An approximate translation describes a double oval seal surrounding the heraldic image of a rampant lion holding a bag in his left paw with the name A. Benedetto Moneta surrounding it. The description notes that the stamp is a wooden engraving dated around 1680. 

It appears that the A. Benedetto Moneta who once owned our book could be the same Benedetto Moneta who was a professor of Law in Florence, or perhaps related to him. Benedetto was a contemporary of Anton Maria Salvini, an Italian naturalist and classicist known for his translations of Greek, Latin, and Hebrew texts. Giovanni Prezziner notes in Storia del pubblico studio e delle società scientifiche e letterarie di Firenze, that around 1750 Moneta had approximately 50 students that attended his lectures. He was not only a learned jurisconsult but one of the leading men of letters within Florence. As De Feudis pertains to studying feudal law with humanist commentary supplied by Jacques Cujas, its presence within the personal library of a professor of law is unsurprising. 

What is surprising is the marginalia that is also found within the pages. In two, possibly three different hands, notes in English have been written in the margins. There is a distinct lack of marginalia in Latin, the language in which the text was written, and some of the notes even indicate that the reader was not fluent in Latin or at least made note of words they did not know. 

The presence of English marginalia may denote how the book travelled through the years, but without further evidence of ownership, provenance is difficult to determine. The English marginalia may alternatively indicate the owner was potentially an expatriate, although this too cannot be ascertained for certain. 

There are many interesting examples of marginalia throughout the text showing how it was studied by previous readers or owners.
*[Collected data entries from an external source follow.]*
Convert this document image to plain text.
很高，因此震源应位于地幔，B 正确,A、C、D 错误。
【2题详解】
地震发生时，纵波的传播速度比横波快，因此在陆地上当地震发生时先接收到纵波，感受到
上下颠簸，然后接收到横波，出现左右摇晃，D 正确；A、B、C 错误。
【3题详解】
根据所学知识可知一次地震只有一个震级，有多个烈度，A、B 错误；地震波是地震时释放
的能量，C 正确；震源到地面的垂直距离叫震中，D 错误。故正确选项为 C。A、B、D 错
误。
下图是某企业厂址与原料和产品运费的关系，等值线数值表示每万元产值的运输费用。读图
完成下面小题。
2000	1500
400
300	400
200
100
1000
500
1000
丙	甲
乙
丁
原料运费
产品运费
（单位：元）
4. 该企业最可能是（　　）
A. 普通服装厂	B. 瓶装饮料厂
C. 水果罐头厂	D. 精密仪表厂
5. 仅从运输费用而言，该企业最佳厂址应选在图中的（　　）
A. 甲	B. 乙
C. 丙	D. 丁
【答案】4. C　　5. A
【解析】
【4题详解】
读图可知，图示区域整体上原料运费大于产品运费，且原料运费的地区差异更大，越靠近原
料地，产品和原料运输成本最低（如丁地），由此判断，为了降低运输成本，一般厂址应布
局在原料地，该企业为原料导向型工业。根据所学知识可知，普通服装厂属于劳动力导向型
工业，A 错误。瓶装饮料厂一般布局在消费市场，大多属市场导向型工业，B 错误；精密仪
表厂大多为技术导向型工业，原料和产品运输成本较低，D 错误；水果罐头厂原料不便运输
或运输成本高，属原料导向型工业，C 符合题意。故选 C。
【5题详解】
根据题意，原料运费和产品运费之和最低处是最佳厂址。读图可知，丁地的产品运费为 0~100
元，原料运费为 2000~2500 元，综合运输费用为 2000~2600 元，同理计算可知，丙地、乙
It appears that there are at least two different hands between the notes made in ink and those made in pencil. However, there is also a potential difference in individuals between the different notes written in ink. 

De Feudis does not appear in any of the libraries surveyed. As mentioned previously, it was a compilation of Lombard law which pertained to Feudal customs present on the continent and was more applicable to the laws of Italy, France, and Germany, rather than England where the libraries that were surveyed were housed. However, three other works by Cujas did appear within the PLRE.Folger database. These three books appear in the libraries of a lawyer, a scholar, and a statesman. Considering that Cujas wrote mainly on law, it seems appropriate to assume that these would be the most common types of people to have purchased or read a work of this nature. 

The marginalia within our volume indicates that the text was likely used in an educational context since previous owners noted when other texts were referenced and where they could find these referenced passages for study. The evidence that it was owned by a professor of law also indicates the volume’s educational use and value.